The true author of those words? Witold Gombrowicz, of course! He was (1904-1969 ) a Polish novelist and dramatist. As Anna Berkes, the Monticello researcher who kindly answered my email query, put it:

“Also, most people would much rather put “Thomas Jefferson” on their signature line or plaque or bumpersticker than, say,
Witold Gombrowicz; so it’s often an uphill battle to try to
dis-associate Jefferson from quotations like these.”


This painting is a copy of the second life portrait of Jefferson (1805) by Rembrandt Peale. Source.

The web is the best example to date of how something can get written once, and then copied by dozens of others who rely on the authority of the first.

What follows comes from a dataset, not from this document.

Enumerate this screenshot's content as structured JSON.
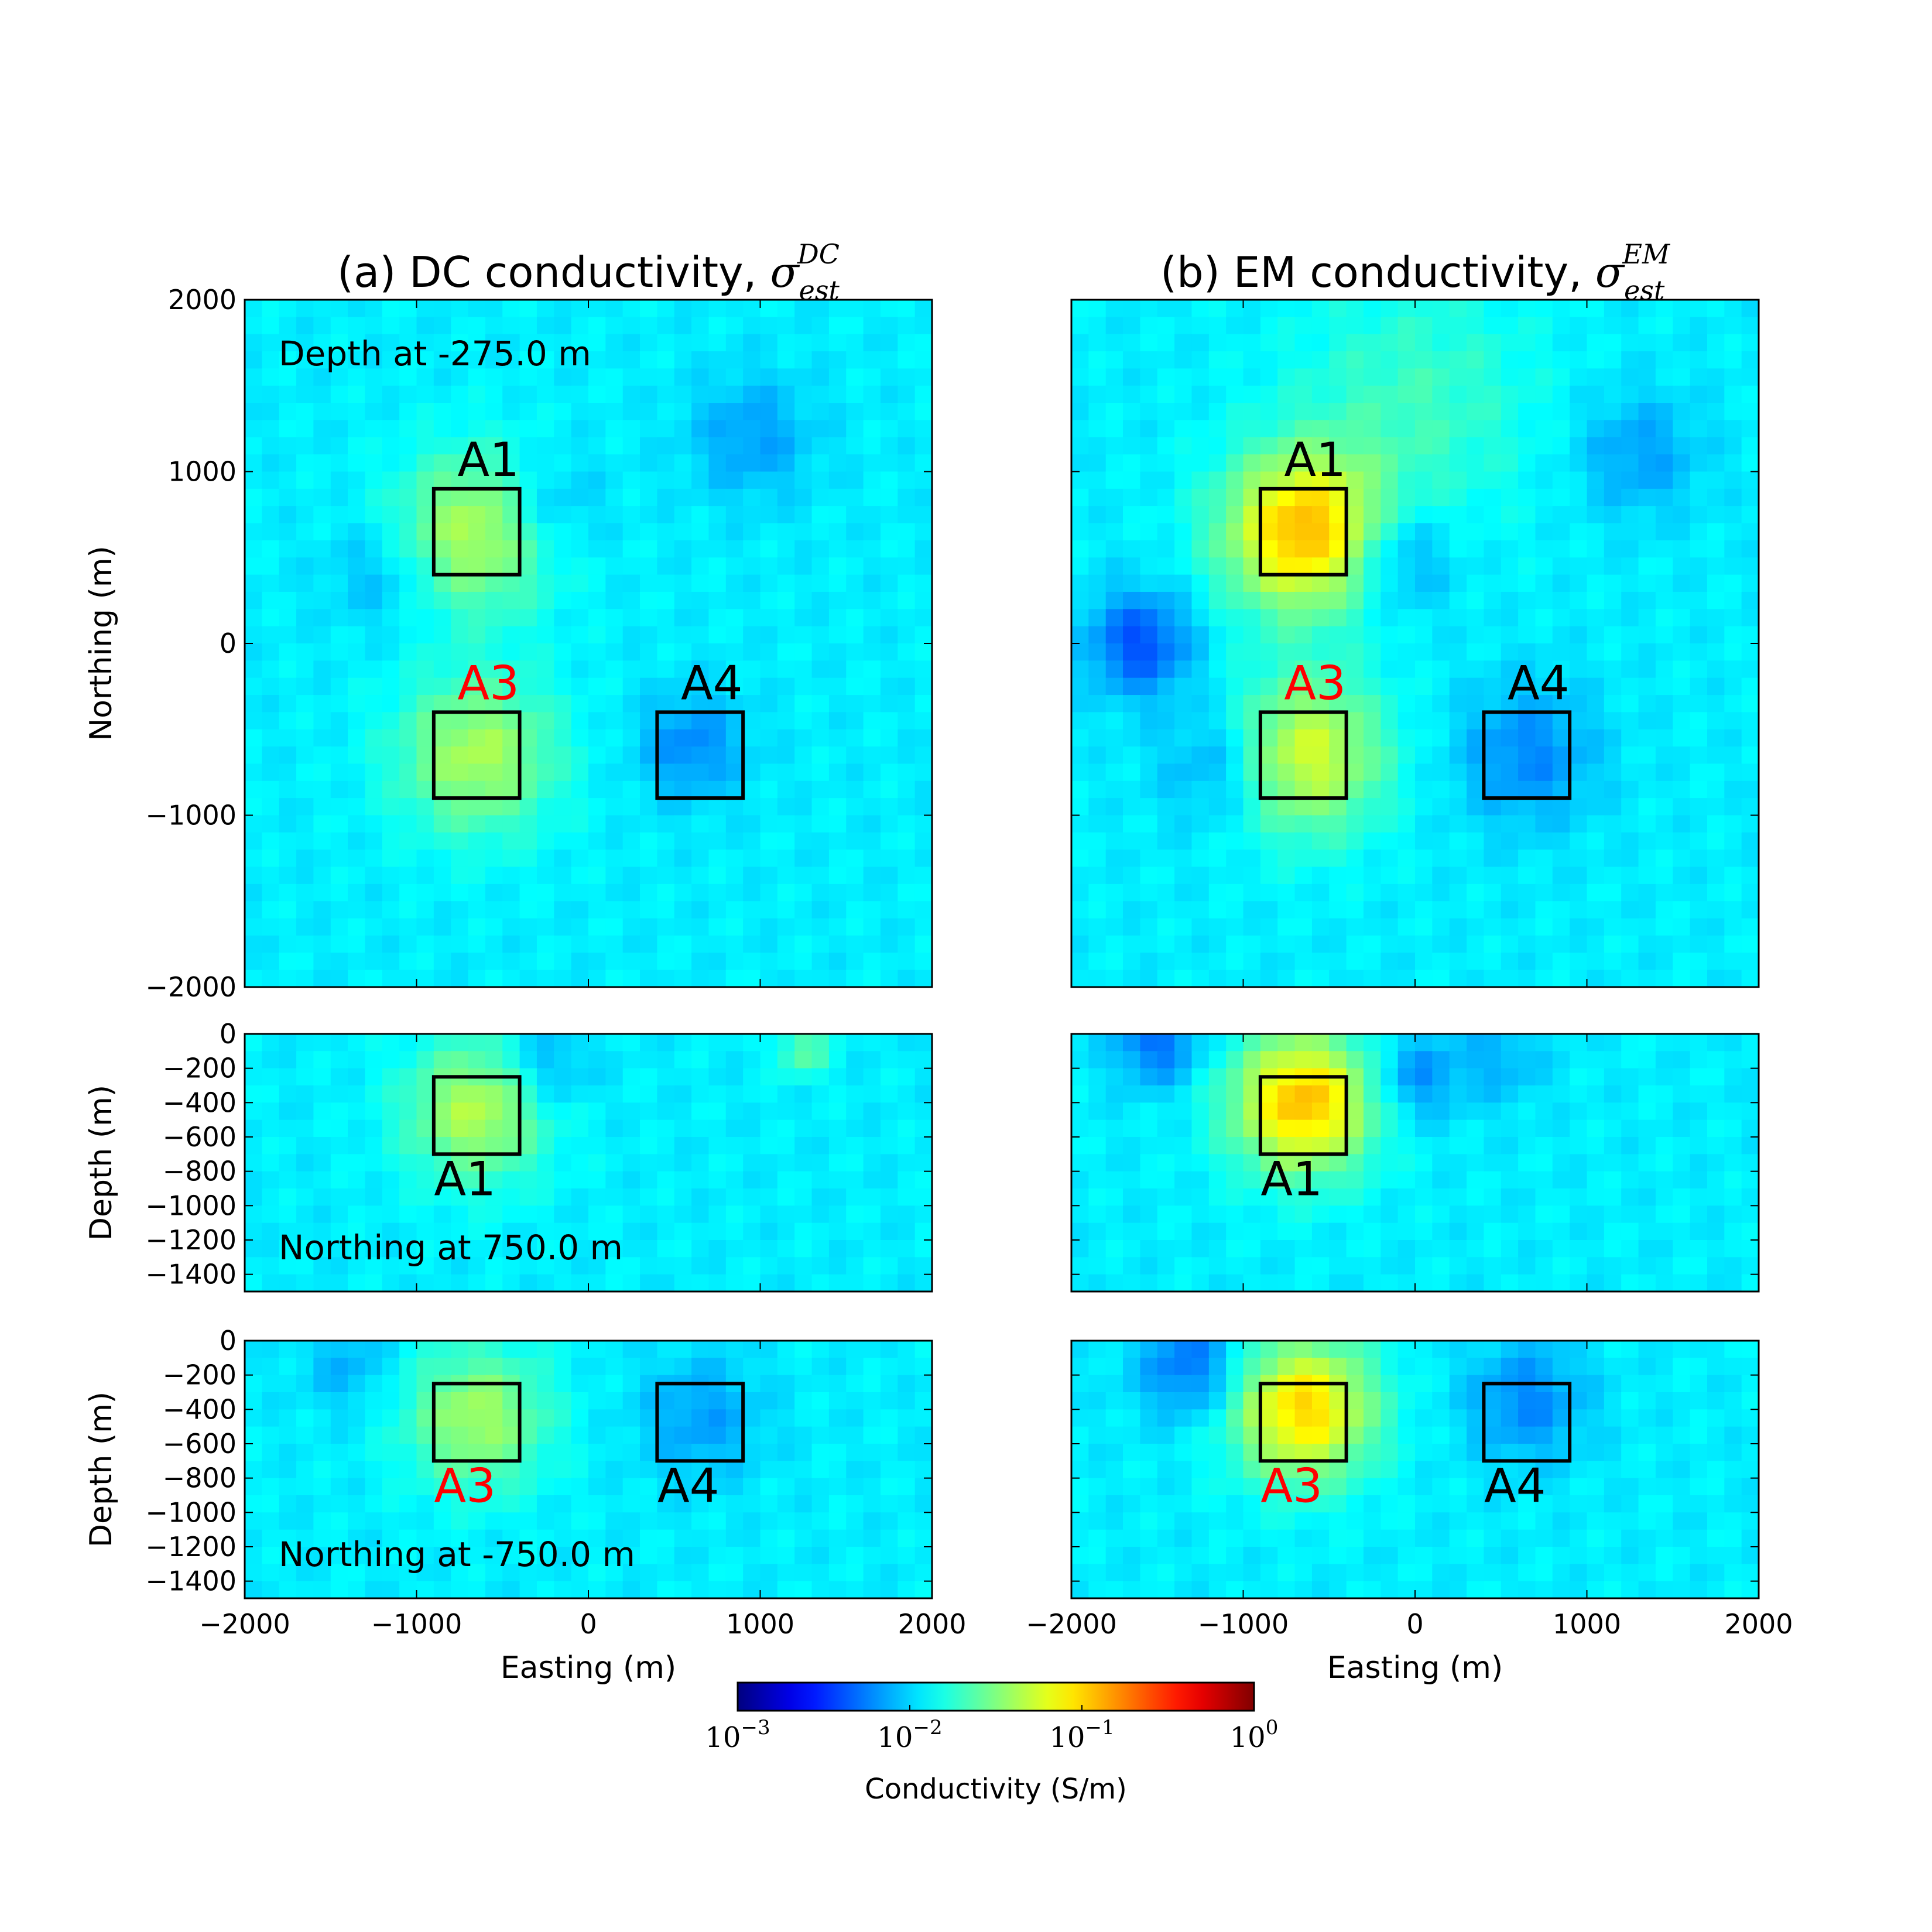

The late Stephen Jay Gould wrote an essay on the phenomenon, about how someone’s questionable comparison of the size of the earliest horses (Eohippus, when I was in school) to the size of a fox-terrier, was repeated by textbook publishers from 1904 to 1988 when Gould’s “The case for the creeping fox terrier clone” appeared in Natural History Magazine. (You can also find it in Bully for Brontosaurus, a collection of Gould’s essays, and in Google’s online digitization of same.) Gould’s point was the failure of textbook writers (compilers?) to consult original sources and use fresh material, instead of doing what, in a student, would be condemned as plagiarism. The only fox-terrier familiar to very many people is Asta in the Thin Man movies, but probably few people born after 1950 would know about William Powell’s debonair canine sidekick. Thus, as an aid to understanding, the metaphor has outlived its effectiveness.

And copying blindly leads also—as in the case of the Jefferson mis-attribution—to just plain wrong information. The Eohippus/fox-terrier comparison may be such a case. The AKC standard for the Wire(haired) Fox Terrier prescribes a height of 15.5 inches at the withers—roughly the shoulder—for the male. Wikipedia states that Hyracotherium (formerly Eohippus) “averaged 8 to 9 inches (20 cm) high at the shoulder.”


And why did I write this post? I admire Jefferson, and I wanted to help set the record straight. So, Google, find this: Thomas Jefferson did not say or write “Do you want to know who you are? Don’t ask. Act! Action will delineate and define you.” It was Witold Gombrowicz.